The result is that multiple drafts are a normal part of professional communication. Some editing is done to catch mistakes, but much more attention is given to testing and refining a message to maximize its effectiveness. Individuals who have worked in such an environment for any length of time will find that audience analysis becomes an automatic part of any writing, speaking, or design task. E-mails are reread to ensure that the tone is appropriate. Letters are rewritten for clarity and style. Slides are reworked to ensure their persuasive and aesthetic impact. Even sticky notes are rewritten so that the handwriting conveys exactly the right mood to the reader.

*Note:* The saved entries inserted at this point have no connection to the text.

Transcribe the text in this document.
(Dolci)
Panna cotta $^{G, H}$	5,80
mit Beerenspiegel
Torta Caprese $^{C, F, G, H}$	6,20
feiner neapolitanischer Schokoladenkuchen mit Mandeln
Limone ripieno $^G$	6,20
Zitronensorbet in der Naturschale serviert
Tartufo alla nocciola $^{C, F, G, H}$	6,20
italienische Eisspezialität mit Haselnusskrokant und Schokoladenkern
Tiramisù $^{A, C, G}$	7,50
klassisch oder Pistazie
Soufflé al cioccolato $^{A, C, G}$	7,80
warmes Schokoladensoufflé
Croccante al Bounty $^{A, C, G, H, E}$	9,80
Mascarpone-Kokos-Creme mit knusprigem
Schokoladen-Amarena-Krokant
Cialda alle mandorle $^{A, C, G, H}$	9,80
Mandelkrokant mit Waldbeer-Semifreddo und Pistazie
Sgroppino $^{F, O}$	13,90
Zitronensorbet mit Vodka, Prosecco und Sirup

  1. State-of-the-Art: A final practical result of the professional context is the degree to which communication methods and mode reflect state-of-the-art technological capabilities. This can include the technology of production— using the latest embedded graphics or animation options in presentation software—as well as the technology of message delivery—video conference rooms or webinar technology to hold a meeting. Sometimes, the focus on the latest “bells and whistles” can seem like a superficial attention to the form of a message at the expense of content. In most cases, however, there are obvious reasons for professional communication to reflect the state-of-the-art.